I resented Kak---Goku for years until about 2 years ago, more or less because I realized how much of me is in him.  Idealistic, hungry all the time, weak and overlooked and built myself up, great concern for my Love ones and I want to do right by myself, my friends, family and the world.  I still Love Vegeta.  His arrogance, intelligence, pride and drive for perfection always gives me someone to root for despite all of his flaws.  I like the anti-hero (Wolverine, Seto Kaiba, Sesshomaru...not Sasuke though, I like Naruto, Choji and Shikamaru way better, I relate with all of them combined)

I'm not the average person.  What is the average person?  I bet EVERYBODY is going to have a different answer.  Make ut simpler the average American, the average Jersey folk, average N.Y. person, the average person from Newark?  What is average?

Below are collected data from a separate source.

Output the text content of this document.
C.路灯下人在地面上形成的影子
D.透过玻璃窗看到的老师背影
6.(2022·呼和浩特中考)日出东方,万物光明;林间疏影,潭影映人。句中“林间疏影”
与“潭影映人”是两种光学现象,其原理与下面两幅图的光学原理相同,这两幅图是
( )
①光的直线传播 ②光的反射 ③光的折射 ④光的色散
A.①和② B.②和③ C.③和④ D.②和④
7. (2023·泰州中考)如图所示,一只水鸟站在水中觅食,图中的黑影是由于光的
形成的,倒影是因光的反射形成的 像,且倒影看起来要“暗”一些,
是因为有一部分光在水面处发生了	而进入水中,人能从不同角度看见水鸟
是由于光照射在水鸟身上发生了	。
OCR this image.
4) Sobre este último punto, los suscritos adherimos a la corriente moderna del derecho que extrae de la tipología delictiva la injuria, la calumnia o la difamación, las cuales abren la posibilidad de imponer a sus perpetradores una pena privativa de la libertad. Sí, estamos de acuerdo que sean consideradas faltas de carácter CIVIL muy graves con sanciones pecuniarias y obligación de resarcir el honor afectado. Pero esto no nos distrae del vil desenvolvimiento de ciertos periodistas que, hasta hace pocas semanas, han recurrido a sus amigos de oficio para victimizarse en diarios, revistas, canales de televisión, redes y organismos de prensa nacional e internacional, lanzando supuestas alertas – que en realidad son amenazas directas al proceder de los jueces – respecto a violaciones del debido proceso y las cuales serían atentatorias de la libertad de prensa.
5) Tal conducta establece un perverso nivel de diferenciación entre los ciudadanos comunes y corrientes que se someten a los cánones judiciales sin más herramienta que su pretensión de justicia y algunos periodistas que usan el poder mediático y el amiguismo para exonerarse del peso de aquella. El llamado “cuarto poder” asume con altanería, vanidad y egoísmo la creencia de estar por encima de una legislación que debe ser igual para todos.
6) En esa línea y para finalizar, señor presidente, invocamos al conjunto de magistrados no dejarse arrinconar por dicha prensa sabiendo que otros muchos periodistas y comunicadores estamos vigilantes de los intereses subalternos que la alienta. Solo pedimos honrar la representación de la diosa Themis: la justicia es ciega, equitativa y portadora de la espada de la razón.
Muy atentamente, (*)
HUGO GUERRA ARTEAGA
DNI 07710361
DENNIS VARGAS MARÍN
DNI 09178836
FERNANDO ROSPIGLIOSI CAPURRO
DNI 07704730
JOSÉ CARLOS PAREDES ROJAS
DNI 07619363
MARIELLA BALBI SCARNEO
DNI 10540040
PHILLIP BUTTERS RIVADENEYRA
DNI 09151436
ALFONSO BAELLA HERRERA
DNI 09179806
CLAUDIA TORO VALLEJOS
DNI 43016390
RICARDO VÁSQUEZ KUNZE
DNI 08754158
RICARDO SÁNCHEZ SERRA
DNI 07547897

I think we all have flaws and talents that are like stats.  Some people have a +5 in strength, some a +2 in wisdom or -4 in wisdom so on so forth etc etc that we all wind up coming out average in a sense, now just do the best with your average ass because everyone is technically average.  The weak man can be the beast in the future.

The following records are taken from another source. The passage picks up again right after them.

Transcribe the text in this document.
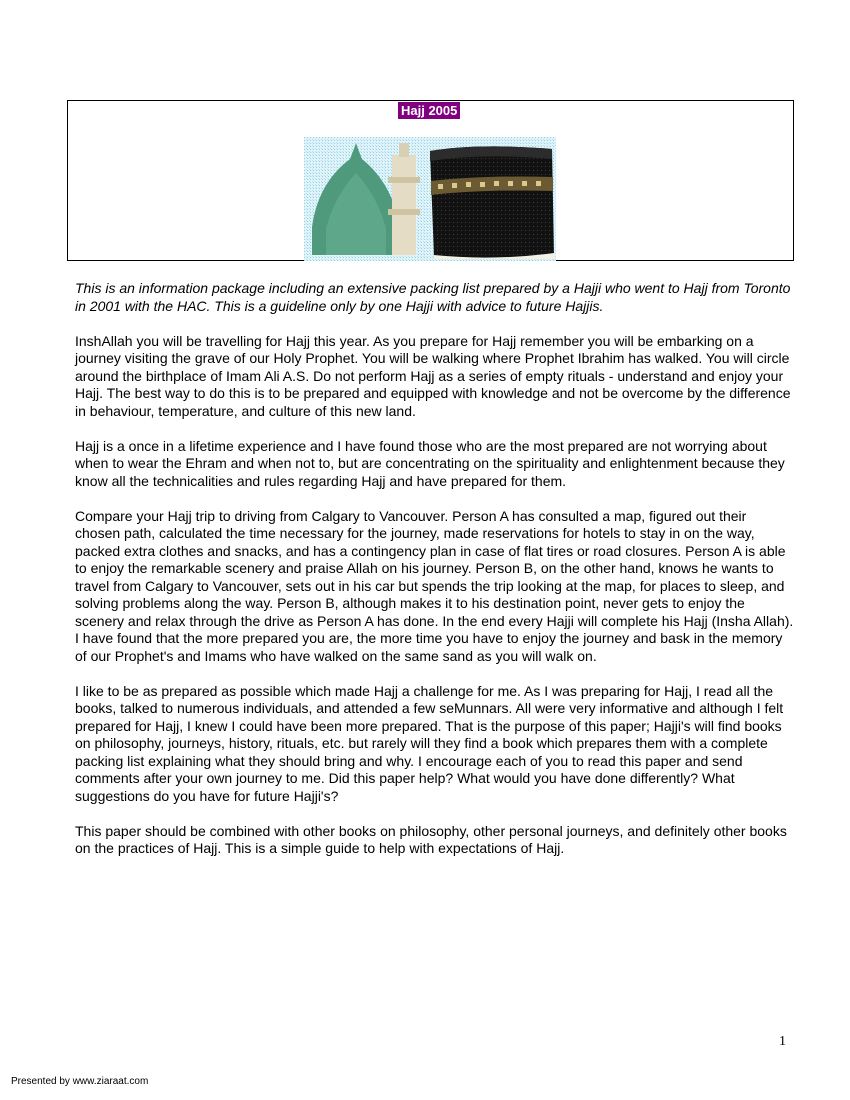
Hajj 2005

This is an information package including an extensive packing list prepared by a Hajji who went to Hajj from Toronto in 2001 with the HAC. This is a guideline only by one Hajji with advice to future Hajjis.

InshAllah you will be travelling for Hajj this year. As you prepare for Hajj remember you will be embarking on a journey visiting the grave of our Holy Prophet. You will be walking where Prophet Ibrahim has walked. You will circle around the birthplace of Imam Ali A.S. Do not perform Hajj as a series of empty rituals - understand and enjoy your Hajj. The best way to do this is to be prepared and equipped with knowledge and not be overcome by the difference in behaviour, temperature, and culture of this new land.

Hajj is a once in a lifetime experience and I have found those who are the most prepared are not worrying about when to wear the Ehram and when not to, but are concentrating on the spirituality and enlightenment because they know all the technicalities and rules regarding Hajj and have prepared for them.

Compare your Hajj trip to driving from Calgary to Vancouver. Person A has consulted a map, figured out their chosen path, calculated the time necessary for the journey, made reservations for hotels to stay in on the way, packed extra clothes and snacks, and has a contingency plan in case of flat tires or road closures. Person A is able to enjoy the remarkable scenery and praise Allah on his journey. Person B, on the other hand, knows he wants to travel from Calgary to Vancouver, sets out in his car but spends the trip looking at the map, for places to sleep, and solving problems along the way. Person B, although makes it to his destination point, never gets to enjoy the scenery and relax through the drive as Person A has done. In the end every Hajji will complete his Hajj (Insha Allah). I have found that the more prepared you are, the more time you have to enjoy the journey and bask in the memory of our Prophet's and Imams who have walked on the same sand as you will walk on.

I like to be as prepared as possible which made Hajj a challenge for me. As I was preparing for Hajj, I read all the books, talked to numerous individuals, and attended a few seMunnars. All were very informative and although I felt prepared for Hajj, I knew I could have been more prepared. That is the purpose of this paper; Hajji's will find books on philosophy, journeys, history, rituals, etc. but rarely will they find a book which prepares them with a complete packing list explaining what they should bring and why. I encourage each of you to read this paper and send comments after your own journey to me. Did this paper help? What would you have done differently? What suggestions do you have for future Hajji's?

This paper should be combined with other books on philosophy, other personal journeys, and definitely other books on the practices of Hajj. This is a simple guide to help with expectations of Hajj.

1
Presented by www.ziaraat.com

I needed this vent.  *sigh* I just did that lol.  About 4 years ago, I wanted to runaway and escape to a log cabin in the middle of the woods and just erase myself off the world and come back when I felt I was ready to leave self-isolation.  I was unemployed at that time so figuratively, Halsted St was my log cabin at that time and I spent ALL of 2012 from Jan 26 in a spiritual awakening destroying and rebuilding myself.  I still find many things to improve myself it never ever ends why stop?  I'm not dead yet to stop.  Now, I live by myself in a studio apartment and this really has become that log cabin where I reflect, vent and dissect myself.  I would be perfect if I could scream as loud as I can at 6am but neighbors and shit.  I did let out a few good screams though lol.  I had to let it out, the anger, frustration, sadness and negativity from my Life and everyone else.

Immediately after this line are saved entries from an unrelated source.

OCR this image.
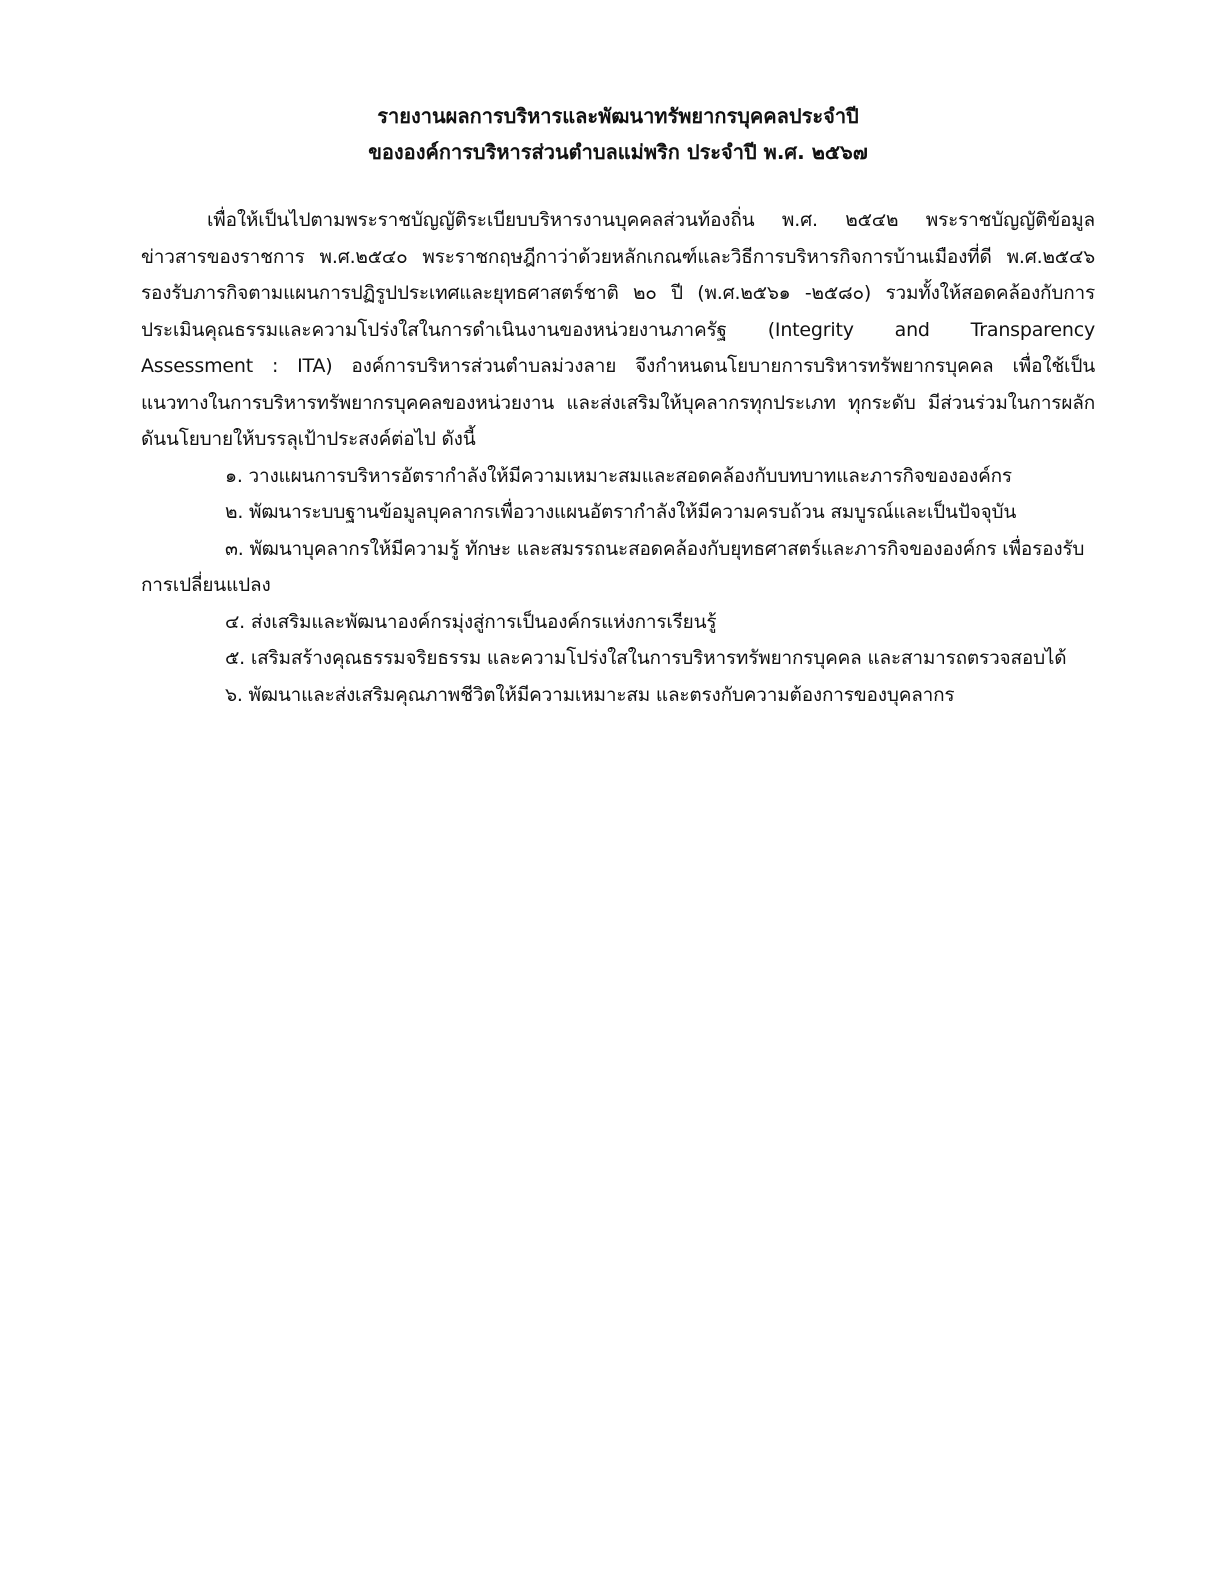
รายงานผลการบริหารและพัฒนาทรัพยากรบุคคลประจำปี

ขององค์การบริหารส่วนตำบลแม่พริก ประจำปี พ.ศ. ๒๕๖๗

เพื่อให้เป็นไปตามพระราชบัญญัติระเบียบบริหารงานบุคคลส่วนท้องถิ่น พ.ศ. ๒๕๔๒ พระราชบัญญัติข้อมูลข่าวสารของราชการ พ.ศ.๒๕๔๐ พระราชกฤษฎีกาว่าด้วยหลักเกณฑ์และวิธีการบริหารกิจการบ้านเมืองที่ดี พ.ศ.๒๕๔๖ รองรับภารกิจตามแผนการปฏิรูปประเทศและยุทธศาสตร์ชาติ ๒๐ ปี (พ.ศ.๒๕๖๑ -๒๕๘๐) รวมทั้งให้สอดคล้องกับการประเมินคุณธรรมและความโปร่งใสในการดำเนินงานของหน่วยงานภาครัฐ (Integrity and Transparency Assessment : ITA) องค์การบริหารส่วนตำบลม่วงลาย จึงกำหนดนโยบายการบริหารทรัพยากรบุคคล เพื่อใช้เป็นแนวทางในการบริหารทรัพยากรบุคคลของหน่วยงาน และส่งเสริมให้บุคลากรทุกประเภท ทุกระดับ มีส่วนร่วมในการผลักดันนโยบายให้บรรลุเป้าประสงค์ต่อไป ดังนี้

๑. วางแผนการบริหารอัตรากำลังให้มีความเหมาะสมและสอดคล้องกับบทบาทและภารกิจขององค์กร
๒. พัฒนาระบบฐานข้อมูลบุคลากรเพื่อวางแผนอัตรากำลังให้มีความครบถ้วน สมบูรณ์และเป็นปัจจุบัน
๓. พัฒนาบุคลากรให้มีความรู้ ทักษะ และสมรรถนะสอดคล้องกับยุทธศาสตร์และภารกิจขององค์กร เพื่อรองรับการเปลี่ยนแปลง
๔. ส่งเสริมและพัฒนาองค์กรมุ่งสู่การเป็นองค์กรแห่งการเรียนรู้
๕. เสริมสร้างคุณธรรมจริยธรรม และความโปร่งใสในการบริหารทรัพยากรบุคคล และสามารถตรวจสอบได้
๖. พัฒนาและส่งเสริมคุณภาพชีวิตให้มีความเหมาะสม และตรงกับความต้องการของบุคลากร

I'm ok now.  Definitely better.  I'm going to take this shower, workout, rehearse songs  and maybe talk to Phil about the mastering of my album.

Ok, I'm done with this.

I don't have anything to prove to anybody but I still feel like I do...fuck it whatever.  I'm not going to die with the same 'what ifs' and regrets of today!!!  I'M GOING TO BE 100 AND HEALTHY WITH MORE TO GO!!!  I'm going to pass down my genes and give this knowledge and willpower goes to my family!!  My wife, my kids, our happiness, our LIVES!!!  I Love them too in the future.

I was about to write more but I erased it and I'm forcing this to a end.

I Love you all.  I Love me too but I feel like I got find the spark again like a intimate relationship with your spouse lol.  That laugh reminded me of something I'm not sure of lol.  Oh well MUAH  I Love you, me.